Dna Barcode [PDF]

Citation preview

Jangan bingung dengan kode batang DNA yang terlibat dalam pemetaan optik DNA. Barcode DNA adalah metode identifikasi spesies menggunakan bagian pendek DNA dari gen atau gen tertentu. Premis barcode DNA adalah bahwa, dengan perbandingan dengan pustaka referensi dari bagian DNA tersebut (juga disebut " urutan "), urutan individu dapat digunakan untuk mengidentifikasi organisme secara unik ke spesies, dengan cara yang sama seperti pemindai supermarket menggunakan garis-garis hitam yang sudah dikenal pada kode batang UPC untuk mengidentifikasi item dalam stoknya dengan basis data referensinya. [1] "Kode batang" ini kadang-kadang digunakan untuk mengidentifikasi spesies yang tidak diketahui, bagian dari organisme, atau hanya untuk membuat katalog sebanyak mungkin taksa , atau untuk membandingkan dengan taksonomi tradisional dalam upaya untuk menentukan batas spesies.

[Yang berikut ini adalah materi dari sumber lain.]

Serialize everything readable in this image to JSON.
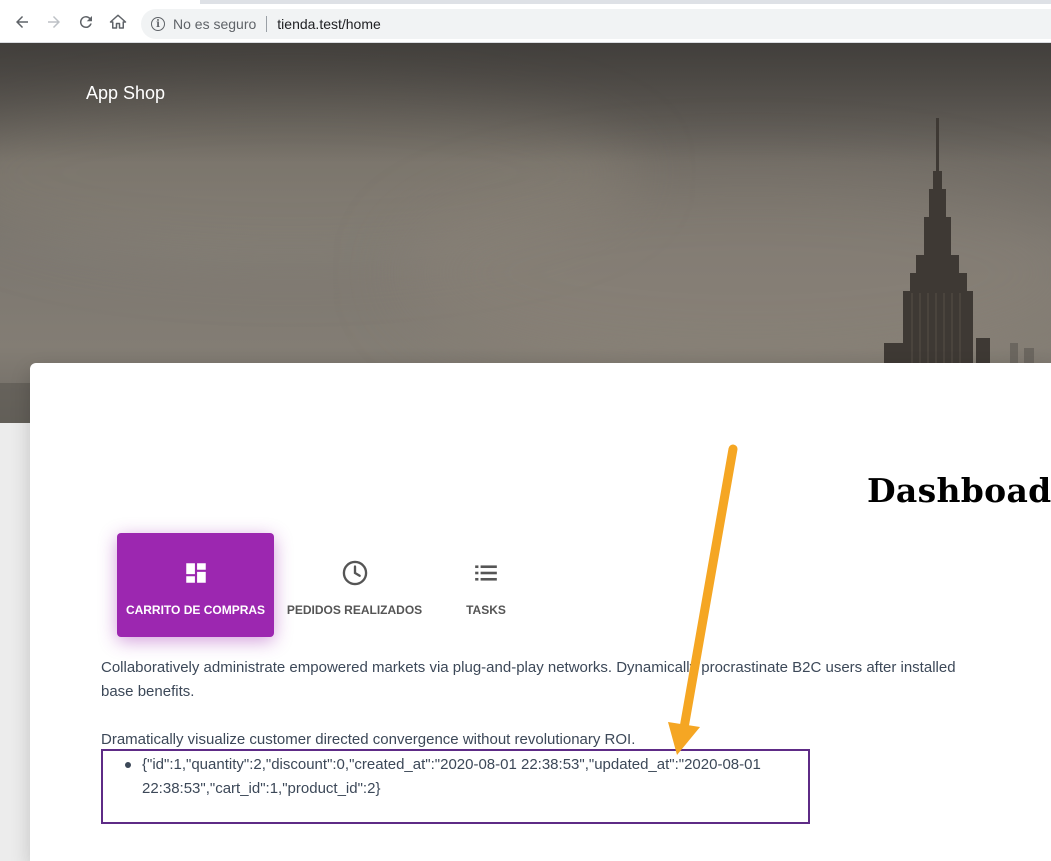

Skema barcode DNA Daerah gen yang berbeda digunakan untuk mengidentifikasi kelompok organisme yang berbeda menggunakan barcode. Wilayah barcode yang paling umum digunakan untuk hewan dan beberapa protista adalah bagian dari gen sitokrom c oksidase I (COI atau COX1 ), yang ditemukan dalam DNA mitokondria . Gen lain yang cocok untuk barcode DNA adalah rRNA internal transcribed spacer (ITS) yang sering digunakan untuk jamur dan RuBisCO yang digunakan untuk tanaman. [2] [3] Mikroorganisme dideteksi menggunakan wilayah gen yang berbeda. Gen 16S rRNA misalnya banyak digunakan dalam identifikasi prokariota, sedangkan gen 18S rRNA banyak digunakan untuk mendeteksi mikroba eukariota . Daerah gen ini dipilih karena memiliki variasi intraspesifik (di dalam spesies) yang lebih sedikit daripada variasi interspesifik (antar spesies), yang dikenal sebagai "Celah Barcoding". [4] Beberapa aplikasi barcode DNA meliputi: mengidentifikasi daun tanaman bahkan ketika bunga atau buah tidak tersedia; mengidentifikasi serbuk sari yang dikumpulkan pada tubuh hewan penyerbuk; mengidentifikasi larva serangga yang mungkin memiliki karakter diagnostik lebih sedikit daripada serangga dewasa; atau menyelidiki makanan hewan berdasarkan isi perut, air liur, atau kotorannya. [5] Ketika barcode digunakan untuk mengidentifikasi organisme dari sampel yang mengandung DNA dari lebih dari satu organisme, istilah metabarcoding DNA digunakan, [6] [7] misalnya metabarcoding DNA dari komunitas diatom di sungai dan sungai, yang digunakan untuk menilai kualitas air. [8]



Isi Latar Belakang Teknik barcode DNA dikembangkan dari pekerjaan sekuensing DNA awal pada komunitas mikroba menggunakan gen 5S rRNA . [9] Pada tahun 2003, metode khusus dan terminologi barcode DNA modern diusulkan sebagai metode standar untuk mengidentifikasi spesies, serta



berpotensi mengalokasikan urutan yang tidak diketahui ke taksa yang lebih tinggi seperti ordo dan filum, dalam makalah oleh Paul DN Hebert et al. dari Universitas Guelph , Ontario , Kanada . [10] Hebert dan rekannya mendemonstrasikan kegunaan gen sitokrom c oksidase I (COI), yang pertama kali digunakan oleh Folmer et al. pada tahun 1994, menggunakan primer DNA mereka yang telah diterbitkan sebagai alat untuk analisis filogenetik pada tingkat spesies [10] sebagai alat pembeda yang sesuai antara invertebrata metazoan. [11] "Wilayah folmer" dari gen COI biasanya digunakan untuk perbedaan antara taksa berdasarkan pola variasinya di tingkat DNA. Kemudahan relatif dalam mengambil urutan, dan variabilitas bercampur dengan konservasi antar spesies, adalah beberapa keuntungan COI. Memanggil profil "barcode", Hebert et al. membayangkan pengembangan database COI yang dapat berfungsi sebagai dasar untuk "sistem bioidentifikasi global".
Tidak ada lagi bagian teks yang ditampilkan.